How do we represent the probability of making a type 1 and type 2 error

A

Alpha = type 1 error
Beta - Type 2 error

40
Q

What is multiple testing for statistical significance

A

any instance that involves the simultaneous testing of more than one hypothesis

41
Q

What is the power of a test

A

expressed by the statistic 1-beta
Reflects the ability to reject a false hypothesis (usually set between 70-90%)

42
Q

What is delta

A

The difference in response rates between the groups that would be of biological or clinical interest.

43
Q

Concordance

A

Agreement between measurements refers to the degree of concordance between two (or more) sets of measurements.

Statistical methods to test agreement are used to assess inter-rater variability or to decide whether one technique for measuring a variable can substitute another.

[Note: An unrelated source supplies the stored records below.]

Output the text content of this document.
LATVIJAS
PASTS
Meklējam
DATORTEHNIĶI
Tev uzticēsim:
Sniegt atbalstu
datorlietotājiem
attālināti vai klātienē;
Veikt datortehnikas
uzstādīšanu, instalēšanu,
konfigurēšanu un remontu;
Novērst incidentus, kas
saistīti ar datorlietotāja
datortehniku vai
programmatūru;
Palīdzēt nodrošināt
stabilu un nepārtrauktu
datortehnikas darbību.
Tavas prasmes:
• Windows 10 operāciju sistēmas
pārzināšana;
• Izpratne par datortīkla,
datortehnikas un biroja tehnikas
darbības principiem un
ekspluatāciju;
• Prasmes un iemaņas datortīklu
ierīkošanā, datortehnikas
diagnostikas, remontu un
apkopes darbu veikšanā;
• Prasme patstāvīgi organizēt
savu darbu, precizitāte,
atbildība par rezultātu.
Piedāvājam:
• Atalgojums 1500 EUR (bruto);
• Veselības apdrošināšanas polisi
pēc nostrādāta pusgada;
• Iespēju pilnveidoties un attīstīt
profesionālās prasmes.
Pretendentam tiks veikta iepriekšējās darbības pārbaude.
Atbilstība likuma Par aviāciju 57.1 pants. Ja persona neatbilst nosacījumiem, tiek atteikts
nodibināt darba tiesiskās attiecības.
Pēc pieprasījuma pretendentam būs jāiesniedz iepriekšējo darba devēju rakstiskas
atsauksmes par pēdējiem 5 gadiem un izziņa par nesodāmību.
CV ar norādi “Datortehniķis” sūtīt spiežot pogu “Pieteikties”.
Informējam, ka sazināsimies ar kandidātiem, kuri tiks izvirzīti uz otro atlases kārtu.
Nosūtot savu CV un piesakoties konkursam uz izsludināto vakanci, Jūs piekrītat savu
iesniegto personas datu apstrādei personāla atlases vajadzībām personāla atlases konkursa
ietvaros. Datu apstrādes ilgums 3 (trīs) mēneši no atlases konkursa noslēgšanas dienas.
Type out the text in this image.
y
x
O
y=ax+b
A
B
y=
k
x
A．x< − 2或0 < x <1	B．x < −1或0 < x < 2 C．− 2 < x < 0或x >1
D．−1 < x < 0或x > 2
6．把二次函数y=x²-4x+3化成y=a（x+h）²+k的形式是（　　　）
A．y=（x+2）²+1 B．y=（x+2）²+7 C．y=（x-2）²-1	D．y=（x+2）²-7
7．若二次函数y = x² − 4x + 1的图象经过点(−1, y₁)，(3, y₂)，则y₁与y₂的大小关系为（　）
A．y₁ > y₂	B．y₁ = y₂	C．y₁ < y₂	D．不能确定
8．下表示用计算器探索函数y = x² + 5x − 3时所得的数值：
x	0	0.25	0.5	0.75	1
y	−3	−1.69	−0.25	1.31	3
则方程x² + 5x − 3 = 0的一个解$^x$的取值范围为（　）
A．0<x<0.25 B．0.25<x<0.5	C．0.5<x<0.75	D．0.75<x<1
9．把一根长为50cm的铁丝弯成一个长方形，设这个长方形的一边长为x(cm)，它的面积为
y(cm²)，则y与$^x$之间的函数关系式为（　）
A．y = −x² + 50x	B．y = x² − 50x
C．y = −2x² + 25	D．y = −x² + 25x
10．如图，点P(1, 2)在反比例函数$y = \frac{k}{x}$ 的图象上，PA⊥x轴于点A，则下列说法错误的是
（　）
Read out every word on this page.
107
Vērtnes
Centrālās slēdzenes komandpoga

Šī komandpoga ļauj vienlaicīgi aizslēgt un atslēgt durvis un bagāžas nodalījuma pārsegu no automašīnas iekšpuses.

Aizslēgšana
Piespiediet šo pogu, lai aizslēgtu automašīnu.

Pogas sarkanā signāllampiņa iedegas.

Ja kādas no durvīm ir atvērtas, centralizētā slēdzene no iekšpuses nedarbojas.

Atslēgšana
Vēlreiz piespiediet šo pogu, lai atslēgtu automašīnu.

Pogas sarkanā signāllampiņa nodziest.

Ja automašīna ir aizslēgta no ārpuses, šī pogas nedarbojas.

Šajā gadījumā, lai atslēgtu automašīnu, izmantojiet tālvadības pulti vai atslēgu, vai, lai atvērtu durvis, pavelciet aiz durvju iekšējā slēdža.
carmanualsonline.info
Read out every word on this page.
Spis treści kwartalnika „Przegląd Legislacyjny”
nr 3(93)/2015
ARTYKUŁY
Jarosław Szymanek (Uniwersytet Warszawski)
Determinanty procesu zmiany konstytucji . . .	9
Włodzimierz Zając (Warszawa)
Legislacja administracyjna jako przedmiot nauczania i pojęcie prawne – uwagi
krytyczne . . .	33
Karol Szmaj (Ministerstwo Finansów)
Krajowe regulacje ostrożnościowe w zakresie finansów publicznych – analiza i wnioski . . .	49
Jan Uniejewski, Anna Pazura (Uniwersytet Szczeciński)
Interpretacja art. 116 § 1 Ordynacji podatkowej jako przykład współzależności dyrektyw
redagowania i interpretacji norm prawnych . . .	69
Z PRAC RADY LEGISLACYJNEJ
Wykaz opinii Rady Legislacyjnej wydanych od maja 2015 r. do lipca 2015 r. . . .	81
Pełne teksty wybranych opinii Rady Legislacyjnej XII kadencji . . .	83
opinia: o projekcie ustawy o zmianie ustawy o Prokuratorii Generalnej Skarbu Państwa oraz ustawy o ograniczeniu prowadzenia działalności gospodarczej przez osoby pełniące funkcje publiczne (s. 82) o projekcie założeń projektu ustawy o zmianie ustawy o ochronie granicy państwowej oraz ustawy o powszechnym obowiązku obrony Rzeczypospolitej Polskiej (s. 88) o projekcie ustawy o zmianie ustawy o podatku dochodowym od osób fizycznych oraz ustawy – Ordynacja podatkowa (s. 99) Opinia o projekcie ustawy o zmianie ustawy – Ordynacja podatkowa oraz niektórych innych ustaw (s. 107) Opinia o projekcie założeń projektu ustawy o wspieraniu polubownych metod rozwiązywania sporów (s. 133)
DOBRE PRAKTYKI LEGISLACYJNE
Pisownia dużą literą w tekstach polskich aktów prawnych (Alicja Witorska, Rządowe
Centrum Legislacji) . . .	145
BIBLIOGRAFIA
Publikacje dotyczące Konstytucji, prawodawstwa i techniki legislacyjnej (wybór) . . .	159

It is evaluated by tests such as Kendall’s tau.

Measurements made by two (sometimes more than two) different observers or by two different techniques produce similar results.

44
Q

Impact of multiple comparison and how to control

A

Multiple comparison
- The more statistical tests you do the more likely it is you’ll get a false positive result.
- Can use Bonferroni correction, sidak, Holms or Tukeys procedure to correct for multiple comparison

45
Q

What is positive correlation

A

Increase in one variable leads to the increase in another.

46
Q

What is negative correlation

A

Increase in one variable leads to a decrease in another.

47
Q

Tests used for parametric and non-parametric correlation

A

Parametric - Pearson
Non-parametric - Spearmen

48
Q

Linear Regression

A

The regression equation representing how much y changes with any given change of x can be used to construct a regression line on a scatter diagram

49
Q

Multiple linear regression

A

Multiple linear regression is used to estimate the relationship between two or more independent variables and one dependent variable. You can use multiple linear regression when you want to know:

How strong the relationship is between two or more independent variables and one dependent variable (e.g. how rainfall, temperature, and amount of fertilizer added affect crop growth).

The value of the dependent variable at a certain value of the independent variables (e.g. the expected yield of a crop at certain levels of rainfall, temperature, and fertilizer addition).